Using multiple parameters at the same time is allowed

How to Generate a Sitemap

Magento 2 has a built in module for generating a sitemap and it's fast.

Enable sitemap

Navigate to Magento Admin > Stores > Settings > Configuration > Catalog > XML Sitemap

Set Generation Settings > Enabled to Yes

Configuring a Single Sitemap for All Storefronts

Navigate to Magento Admin > Marketing > Seo & Search > Sitemap

  1. Click the Add Sitemap button
  2. Enter values
    • Filename: sitemap.xml
    • Path: /
  3. Click the Save & Generate button

sitemap.xml file will have been generated in your Magento 2 document root.

Crawl Interval

How often do you want to re-initiate the crawling process? This depends on how long it takes to crawl your site and what you set for Public Cache TTL.

The default TTL is one day(24hr). Maybe, for example, you'd like to run the script by cronjob every 12 hours instead.

Example

This will run twice a day, at 3:30am/15:30: 30 3/15 * * * path_to_script/M2-crawler.sh SITE-MAP-URL -m -i 0.2

Tip

You can also use an online crontab tool to help you to verify the time settings.

Run Crawler After any Product Update on Magento 2

In Magento 2, by design, all cached are purged upon any product updates. LiteMage doesn't have any control over this behavior. Therefore, you may find pages uncached even if you have set your crawl interval less than the site TTL. It doesn't mean LiteMage 2 doesn't work well or that the Crawler doesn't work well. It is simply a Magento 2 design matter.
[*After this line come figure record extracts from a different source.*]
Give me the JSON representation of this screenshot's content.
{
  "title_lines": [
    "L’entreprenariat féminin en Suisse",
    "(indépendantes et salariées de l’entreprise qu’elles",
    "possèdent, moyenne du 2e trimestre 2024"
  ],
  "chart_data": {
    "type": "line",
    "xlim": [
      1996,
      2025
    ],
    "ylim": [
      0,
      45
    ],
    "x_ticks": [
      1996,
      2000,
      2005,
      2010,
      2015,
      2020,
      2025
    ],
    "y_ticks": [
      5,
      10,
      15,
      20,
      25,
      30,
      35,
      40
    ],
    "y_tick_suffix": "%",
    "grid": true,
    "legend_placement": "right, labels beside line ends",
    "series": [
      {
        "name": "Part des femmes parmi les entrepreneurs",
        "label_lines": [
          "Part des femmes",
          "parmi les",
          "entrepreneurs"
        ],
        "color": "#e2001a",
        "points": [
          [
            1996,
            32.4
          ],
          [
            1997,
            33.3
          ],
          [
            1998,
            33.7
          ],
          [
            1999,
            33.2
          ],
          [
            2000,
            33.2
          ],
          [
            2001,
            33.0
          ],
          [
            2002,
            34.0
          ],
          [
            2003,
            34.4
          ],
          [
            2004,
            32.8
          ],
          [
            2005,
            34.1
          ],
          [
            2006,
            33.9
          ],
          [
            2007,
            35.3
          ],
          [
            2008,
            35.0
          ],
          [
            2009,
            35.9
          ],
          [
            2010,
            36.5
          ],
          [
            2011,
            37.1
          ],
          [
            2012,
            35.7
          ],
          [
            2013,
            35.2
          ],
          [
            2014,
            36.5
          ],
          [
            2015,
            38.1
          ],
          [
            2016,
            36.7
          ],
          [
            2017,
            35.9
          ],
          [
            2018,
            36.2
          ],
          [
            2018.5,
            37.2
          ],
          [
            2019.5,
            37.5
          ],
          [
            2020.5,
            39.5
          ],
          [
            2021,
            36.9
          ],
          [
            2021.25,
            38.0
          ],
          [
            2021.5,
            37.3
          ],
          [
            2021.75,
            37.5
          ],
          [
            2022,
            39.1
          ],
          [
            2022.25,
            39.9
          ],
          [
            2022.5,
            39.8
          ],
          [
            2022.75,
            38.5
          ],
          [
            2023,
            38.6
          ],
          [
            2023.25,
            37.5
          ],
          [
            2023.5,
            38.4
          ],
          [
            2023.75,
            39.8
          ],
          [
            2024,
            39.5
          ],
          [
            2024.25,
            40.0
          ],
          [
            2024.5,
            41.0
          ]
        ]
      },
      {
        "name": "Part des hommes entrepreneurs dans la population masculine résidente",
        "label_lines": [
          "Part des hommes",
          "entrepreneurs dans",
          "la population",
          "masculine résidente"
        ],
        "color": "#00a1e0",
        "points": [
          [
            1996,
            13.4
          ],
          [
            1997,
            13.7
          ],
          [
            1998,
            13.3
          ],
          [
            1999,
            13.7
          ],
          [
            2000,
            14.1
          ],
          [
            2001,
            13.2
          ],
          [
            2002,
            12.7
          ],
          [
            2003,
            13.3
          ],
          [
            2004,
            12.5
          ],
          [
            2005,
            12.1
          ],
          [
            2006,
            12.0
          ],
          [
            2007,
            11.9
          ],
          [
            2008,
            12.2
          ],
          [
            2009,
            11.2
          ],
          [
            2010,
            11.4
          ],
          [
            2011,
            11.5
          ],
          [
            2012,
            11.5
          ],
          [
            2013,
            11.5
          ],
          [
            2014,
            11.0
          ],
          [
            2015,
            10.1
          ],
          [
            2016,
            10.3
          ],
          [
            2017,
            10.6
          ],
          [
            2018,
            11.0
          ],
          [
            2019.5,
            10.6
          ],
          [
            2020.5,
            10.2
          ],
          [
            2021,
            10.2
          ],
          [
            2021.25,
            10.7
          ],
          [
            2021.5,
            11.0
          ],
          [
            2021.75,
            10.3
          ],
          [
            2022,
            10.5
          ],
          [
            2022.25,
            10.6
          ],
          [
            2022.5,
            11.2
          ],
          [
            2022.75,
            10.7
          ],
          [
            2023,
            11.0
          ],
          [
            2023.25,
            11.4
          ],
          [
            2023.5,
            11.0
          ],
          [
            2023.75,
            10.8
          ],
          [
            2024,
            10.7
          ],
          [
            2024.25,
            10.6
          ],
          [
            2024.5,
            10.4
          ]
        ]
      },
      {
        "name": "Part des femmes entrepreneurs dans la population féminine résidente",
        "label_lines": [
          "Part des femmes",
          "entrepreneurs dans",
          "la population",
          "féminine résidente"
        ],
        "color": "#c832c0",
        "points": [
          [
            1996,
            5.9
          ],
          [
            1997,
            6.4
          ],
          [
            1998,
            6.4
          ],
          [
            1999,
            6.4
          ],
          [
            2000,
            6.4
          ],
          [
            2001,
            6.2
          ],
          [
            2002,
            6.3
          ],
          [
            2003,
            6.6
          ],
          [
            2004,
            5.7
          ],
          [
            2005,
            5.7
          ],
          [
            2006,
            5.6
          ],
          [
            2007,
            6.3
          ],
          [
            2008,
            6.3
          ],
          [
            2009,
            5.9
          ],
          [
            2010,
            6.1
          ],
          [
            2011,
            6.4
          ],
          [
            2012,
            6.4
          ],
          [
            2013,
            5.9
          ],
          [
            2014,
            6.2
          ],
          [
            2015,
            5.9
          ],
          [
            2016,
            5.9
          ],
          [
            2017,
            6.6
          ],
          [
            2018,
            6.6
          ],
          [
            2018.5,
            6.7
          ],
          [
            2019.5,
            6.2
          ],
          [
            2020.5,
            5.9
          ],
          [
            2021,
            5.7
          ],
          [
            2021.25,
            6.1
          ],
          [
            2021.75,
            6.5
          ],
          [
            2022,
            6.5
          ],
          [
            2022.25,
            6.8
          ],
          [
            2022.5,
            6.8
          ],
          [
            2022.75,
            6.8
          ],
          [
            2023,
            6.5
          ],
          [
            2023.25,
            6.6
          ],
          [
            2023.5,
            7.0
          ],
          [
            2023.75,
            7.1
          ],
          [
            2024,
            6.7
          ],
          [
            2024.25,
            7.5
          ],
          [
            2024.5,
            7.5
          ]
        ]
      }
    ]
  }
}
To avoid the above situation, we would recommend you schedule a specific window of time to do any product changes through Magento admin. For example, two hours from 6:00pm to 8:00pm off-peak time. Then, run the crawler immediately after the change. With this workflow, the likelihood of users encountering uncached pages is kept to a minimum.

How to Verify the Crawler is Working

When using the browser developer tool, load a previously uncached page. You should see X-LiteSpeed-Cache: hit,litemage on the first view.


Last update: October 16, 2023